Pekin’e göre, ABD ve hempaları, IŞİD, El Nusra, FETÖ, PKK, artık ellerinde kim varsa Türkiye’ye yönelik bir terör ve suikast dalgası hazırlığı yapıyor.
Sadece o da değil.
Libya’da Fransa’ya verdiği rol gibi, yeniden Paris’teki son kuklası Macron’u bu kez Suriye ve dolaylı olarak Türkiye’nin üzerine sürmeyi planlıyor.
Suriye’deki sahte kimyasal silah patırtısını, Rusya ve tüm diğer dünya basını önceden haber vermişti.
Yine de sahnelediler.
Suriye’den çekileceğiz diyen Trump aslında bir oldu bitti peşinde ve bu kez terör örgütlerini değil, Fransa ve Suudi Arabistan başta olmak üzere diğer müttefiklerini sürmeyi kurguluyor.
Libya’da oldu ya bir kere...
Suudi’lere verilmiş bir Yemen ve İran misyonu var zaten.
Hizadan çıkan Türkiye’ye ise ikinci kez Yunan’ı gönderme hesapları da var.
Bunu söyleyen de, Ukrayna’daki Maydan olaylarının tezgahlayıcısı eski ABD Kiev Büyükelçisi, yeni ABD Atina Büyükelçisi Geoffrey Pyatt.
Pyatt, Cumhurbaşkanı Erdoğan’ın başkanlık seçimleri öncesinde Türkiye’nin ABD ve Yunanistan ile ilişkilerinin bir türbülansa gireceğini söyledi.
Zaten Yunanistan, Türkiye’nin Suriye’deki harekatlarını fırsat bilerek bir süreden beri sürekli bir provokasyon peşinde.
Ege ve Doğu Akdeniz’de Türkiye’yi kışkırtmak için elinden geleni yapıyor.
Genelkurmay Başkanı Org.
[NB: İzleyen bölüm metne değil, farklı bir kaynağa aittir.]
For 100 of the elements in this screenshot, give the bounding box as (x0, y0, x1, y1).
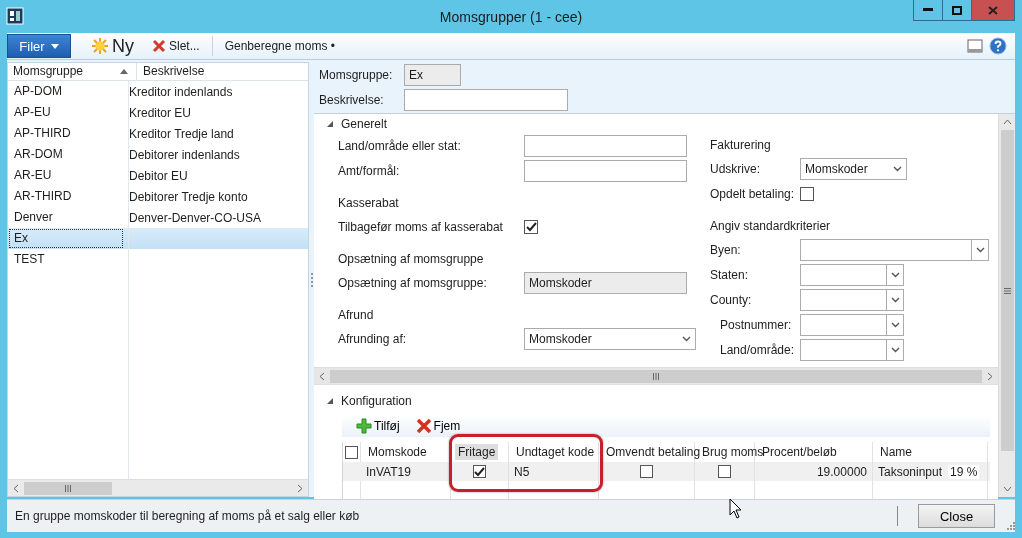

Hulusi Akar, Fırat Kalkanı ve Afrin harekatları sırasında pek çok kez Ege’ye gelerek Yunanistan’a gözdağı verdi.
Ancak Pyatt’ın ima ettiğine göre, Yunanistan da ABD adına hibrid bir savaşa hazırlanıyor.
ABD, şimdiden Fransa, Suudi Arabistan ve Yunanistan’ı sıraya koymuş bile.
E. Amiral Cem Gürdeniz, AB ordusu PESCO’nun 17 projesinden 6’sının Güney Kıbrıs Rum bölgesinde olduğunu hatırlatarak Türkiye’nin acilen KKTC’ye deniz ve hava üsleri kurması gerektiği uyarısında bulundu.
Beri yandan Fransa, sadece Ortadoğu’da değil, Türkiye’nin Afrika açılımından da çok rahatsız.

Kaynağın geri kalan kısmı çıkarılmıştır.